Mittwoch, 12. April: Das Volk der Tscherkessen, die sich selbst Adygejer nennen, wurde in den letzten 150 Jahren weitgehend aus ihrer Heimatregion im Kaukasus vertrieben und hat sich daraufhin in etlichen Ländern verstreut in der Diaspora niedergelassen, insbesondere in Ländern wie der Türkei, Syrien und Jordanien. Im Bewusstsein vieler westlicher Menschen sind sie deswegen gar nicht präsent. Der tscherkessische Regisseur Askarbiy Nagaplev hat es sich deswegen zur Aufgabe gemacht, insbesondere das Bild und die Rolle der Frauen seines Volkes wieder ins Bewusstsein zu rücken. In seinem unabhängig selbst produzierten Film „Die tscherkessische Frau“ hat er im Jahr 2015 einige der bekanntesten Tscherkessinnen der letzten Jahrhunderte in einem einstündigen Dokumentarfilm versammelt, zeigt die traditionellen Gewänder der Frauen und zitiert aus den Lobeshymnen weltbekannter Dichter, Ethnologen und Reisender, die mit Tscherkessinnen in Kontakt kamen. Seinen Film stellte Nagaplev nun an einem vom Tscherkessischen Kulturverein Köln e.V. organisierten Abend im Filmforum dem interessierten Publikum vor.

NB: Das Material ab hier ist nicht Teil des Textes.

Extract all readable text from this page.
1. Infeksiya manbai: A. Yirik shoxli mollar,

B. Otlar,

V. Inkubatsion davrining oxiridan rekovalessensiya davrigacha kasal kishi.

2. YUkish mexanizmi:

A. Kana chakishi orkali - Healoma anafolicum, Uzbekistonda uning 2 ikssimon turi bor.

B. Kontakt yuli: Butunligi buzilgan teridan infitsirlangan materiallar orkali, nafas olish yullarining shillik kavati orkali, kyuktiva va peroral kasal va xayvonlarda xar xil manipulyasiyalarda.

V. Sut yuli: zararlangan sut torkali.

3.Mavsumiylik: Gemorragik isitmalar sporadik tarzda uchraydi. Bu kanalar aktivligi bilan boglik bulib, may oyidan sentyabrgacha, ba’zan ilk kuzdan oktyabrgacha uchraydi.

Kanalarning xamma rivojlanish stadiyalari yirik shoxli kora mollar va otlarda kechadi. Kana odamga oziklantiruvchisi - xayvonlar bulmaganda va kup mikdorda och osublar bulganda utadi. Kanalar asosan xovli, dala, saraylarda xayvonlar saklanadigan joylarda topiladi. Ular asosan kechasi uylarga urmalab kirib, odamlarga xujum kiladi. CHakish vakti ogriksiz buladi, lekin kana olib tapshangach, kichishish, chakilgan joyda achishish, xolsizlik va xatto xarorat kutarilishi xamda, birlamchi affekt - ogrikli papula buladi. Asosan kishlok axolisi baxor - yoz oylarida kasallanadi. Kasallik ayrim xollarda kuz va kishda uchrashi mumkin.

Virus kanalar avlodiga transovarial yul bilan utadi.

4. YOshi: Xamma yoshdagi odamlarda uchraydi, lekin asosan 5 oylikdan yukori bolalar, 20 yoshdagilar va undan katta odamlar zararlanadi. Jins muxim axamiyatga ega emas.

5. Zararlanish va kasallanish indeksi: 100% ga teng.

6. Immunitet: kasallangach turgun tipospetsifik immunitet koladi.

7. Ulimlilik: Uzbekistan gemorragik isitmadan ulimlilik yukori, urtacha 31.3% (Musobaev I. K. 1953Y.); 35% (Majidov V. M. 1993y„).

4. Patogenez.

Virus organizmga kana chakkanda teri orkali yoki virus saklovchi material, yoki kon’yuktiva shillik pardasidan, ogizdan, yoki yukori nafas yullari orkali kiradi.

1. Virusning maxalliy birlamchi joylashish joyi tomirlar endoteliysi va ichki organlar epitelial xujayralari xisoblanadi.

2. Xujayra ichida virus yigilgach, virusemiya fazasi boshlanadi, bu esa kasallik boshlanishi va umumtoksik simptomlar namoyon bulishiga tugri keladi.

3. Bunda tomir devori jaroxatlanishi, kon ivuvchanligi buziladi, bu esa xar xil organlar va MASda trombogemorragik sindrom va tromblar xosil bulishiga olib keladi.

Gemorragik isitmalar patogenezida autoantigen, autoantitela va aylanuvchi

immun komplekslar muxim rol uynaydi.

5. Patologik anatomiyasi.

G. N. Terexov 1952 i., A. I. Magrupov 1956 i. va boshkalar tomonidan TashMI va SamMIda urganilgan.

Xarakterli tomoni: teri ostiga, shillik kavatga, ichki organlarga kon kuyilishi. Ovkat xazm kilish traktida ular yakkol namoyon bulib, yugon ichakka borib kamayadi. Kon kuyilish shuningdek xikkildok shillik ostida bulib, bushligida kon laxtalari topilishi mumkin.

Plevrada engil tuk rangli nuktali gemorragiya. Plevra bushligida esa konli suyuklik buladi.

Zunächst aber gaben der Vorsitzende des Vereins, Aykut Sahin, am Akkordeon, und seine beiden Töchtern Adiyef (Gesang) und Janet (Klavier), zwei traditionelle tscherkessische Lieder zum Besten, die von zwei wichtigen Frauenfiguren aus der tscherkessischen Geschichte erzählten. Dann wurde Askarbiy Nagaplevs Dokumentation projiziert, die von einer Übersetzerin im Off mit deutschem Text versehen wurde. Das erwies sich nicht nur für die anwesenden deutschen Zuschauer als hilfreich, auch einige der tscherkessischen Exilanten sprechen mittlerweile eher Türkisch oder Arabisch und sind des Adygeischen oder Kabardinischen nicht mächtig. Nagaplev unterstrich in „Die tscherkessische Frau“ immer wieder die Schönheit und den Scharfsinn, aber auch den Kampfgeist der Frauen seines Volkes. Eigenschaften, die ihnen im Laufe der Jahrhunderte immer wieder von verschiedenen Seiten zugeschrieben wurden. Aber er bebilderte auch ihre weitreichenden Handarbeitsfähigkeiten, vor allem ihre Talente beim Flechten oder Goldsticken, mit denen die Frauen die Ornamente ihrer traditionellen Kleidungen verzieren, die dann als Mitgift in die Ehe gegeben werden. Unter den zahlreichen prominenten Interviewpartnern in Nagaplevs Film befand sich beispielsweise auch der russische Regisseur Alexander Sokurov („Russian Ark“).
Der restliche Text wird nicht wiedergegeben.